大井はメニューへ視線を戻し、ケーキの写真を眺め、背筋を伸ばしてカウンターの奥にあるガラスケースの中身を確認する。青磁の平皿に並べられたチーズケーキとシフォンケーキもなかなかに蠱惑的だ。焼きたてのホットケーキにバターを乗せメープルシロップをたっぷりかけるのも捨てがたいし、コーヒーと少しのリキュールを含んだスポンジとチーズの濃厚さがたまらないティラミスも食べたいけれど。
「――――コーヒーゼリーもお願いできます?」
店主に声をかけ、閉じたメニューを提督に返した。お揃いが嬉しいみたいに小さく笑われたから大井もついつられてしまった。
「いいよね、コーヒーゼリー。お昼ナポリタンにしたんだけど、その後ちょっと甘いものが食べたいなぁ、でもそんなに量はなぁ……ってなると、コーヒーゼリーがぴったりでさ。」
「甘さが、一息つくのに丁度いいんですよね。苦味と香りもしっかりしてて、これだけでもコーヒー一杯飲んだみたい。」
提督の相槌にケトルの鳴る音が重なった。コーヒー豆を蒸らすのに少しだけ湯が垂らされ、それだけいい香りが広がり、二人は深呼吸する。

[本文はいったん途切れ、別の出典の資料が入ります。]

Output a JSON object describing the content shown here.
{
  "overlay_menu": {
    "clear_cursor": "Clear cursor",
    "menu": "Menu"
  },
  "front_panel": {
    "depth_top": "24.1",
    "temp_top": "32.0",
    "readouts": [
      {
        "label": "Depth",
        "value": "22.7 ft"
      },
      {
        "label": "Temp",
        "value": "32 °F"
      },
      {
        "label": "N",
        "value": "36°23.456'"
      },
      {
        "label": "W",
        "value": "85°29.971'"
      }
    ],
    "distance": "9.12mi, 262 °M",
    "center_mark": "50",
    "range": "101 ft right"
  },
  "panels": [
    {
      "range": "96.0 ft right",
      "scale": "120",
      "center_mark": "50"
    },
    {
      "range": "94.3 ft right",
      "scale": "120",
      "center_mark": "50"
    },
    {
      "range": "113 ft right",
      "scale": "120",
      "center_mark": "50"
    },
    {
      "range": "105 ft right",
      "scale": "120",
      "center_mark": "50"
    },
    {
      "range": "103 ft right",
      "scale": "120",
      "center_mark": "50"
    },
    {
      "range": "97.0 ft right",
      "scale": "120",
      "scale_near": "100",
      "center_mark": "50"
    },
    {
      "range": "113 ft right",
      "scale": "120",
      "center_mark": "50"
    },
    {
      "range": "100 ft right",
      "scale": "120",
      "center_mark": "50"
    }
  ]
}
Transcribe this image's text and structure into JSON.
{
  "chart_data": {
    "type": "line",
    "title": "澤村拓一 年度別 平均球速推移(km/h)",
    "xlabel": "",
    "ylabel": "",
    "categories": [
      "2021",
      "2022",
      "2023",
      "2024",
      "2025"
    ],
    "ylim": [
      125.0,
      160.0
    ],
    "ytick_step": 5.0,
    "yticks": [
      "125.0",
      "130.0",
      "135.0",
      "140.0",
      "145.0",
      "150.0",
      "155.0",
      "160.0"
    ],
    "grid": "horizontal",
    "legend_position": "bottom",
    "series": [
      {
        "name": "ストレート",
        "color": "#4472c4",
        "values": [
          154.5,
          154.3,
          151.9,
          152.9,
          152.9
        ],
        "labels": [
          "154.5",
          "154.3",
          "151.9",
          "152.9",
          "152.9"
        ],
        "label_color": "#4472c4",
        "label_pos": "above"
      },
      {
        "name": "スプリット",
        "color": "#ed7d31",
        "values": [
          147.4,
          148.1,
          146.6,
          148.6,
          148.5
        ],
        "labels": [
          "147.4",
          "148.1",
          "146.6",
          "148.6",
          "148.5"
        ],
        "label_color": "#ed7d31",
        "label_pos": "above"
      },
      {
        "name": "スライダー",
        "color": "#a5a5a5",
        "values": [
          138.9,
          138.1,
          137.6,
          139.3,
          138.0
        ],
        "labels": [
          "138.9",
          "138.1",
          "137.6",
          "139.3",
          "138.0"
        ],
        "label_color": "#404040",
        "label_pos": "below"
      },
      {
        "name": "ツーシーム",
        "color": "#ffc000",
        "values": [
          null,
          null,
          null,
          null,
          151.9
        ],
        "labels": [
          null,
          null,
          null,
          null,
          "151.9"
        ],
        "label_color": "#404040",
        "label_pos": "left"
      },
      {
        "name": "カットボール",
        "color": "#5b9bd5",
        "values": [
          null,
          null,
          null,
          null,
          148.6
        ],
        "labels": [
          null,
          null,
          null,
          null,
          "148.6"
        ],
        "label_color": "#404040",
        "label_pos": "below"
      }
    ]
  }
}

「……カフェインがあるから夜飲むのは良くないって分かってるんだけど、この匂いのリラックス効果っていうのも絶対あると思うんだよねえ。」
「緑茶とかも、一日の終わりに、のんびり飲みたくなりますよね。それに甘いもの一口あれば完璧じゃないですか?」
「そうそう、寝るちょっと前、コーヒー一杯と小さいチョコレートとか、でなかったらエスプレッソ!」
楽しく話すうちにコーヒーの香りは強くなり、ややあって蜂蜜カフェオレが供された。「ゼリーも今出すね。」店主は穏やかに言って冷蔵庫を開ける。一口飲んだ大井の唇を白い泡が覆う、ほう、と一息つき、提督と見かわして小さく笑い合った。
「――――あ、そうだ。持ち帰りでチーズケーキも二つお願いします。」
「はーい。包んでおくね。」
「北上の分?」
「ええ。私ばっかり美味しいもの食べる訳にはいきませんし、それにお昼ご飯のあと海防艦の子たちに捕まっちゃってましたから。おもりで疲れて帰ってくるでしょうから甘いもので労わなきゃ。」
「ああ、大東か、なるほどね。しかし北上もなんだかんだ言いながら面倒見が良いよなあ。」
「……ええ、でしょう?」
そう答えた大井は、甘いお菓子を食べたみたいに、とても幸せそうだった。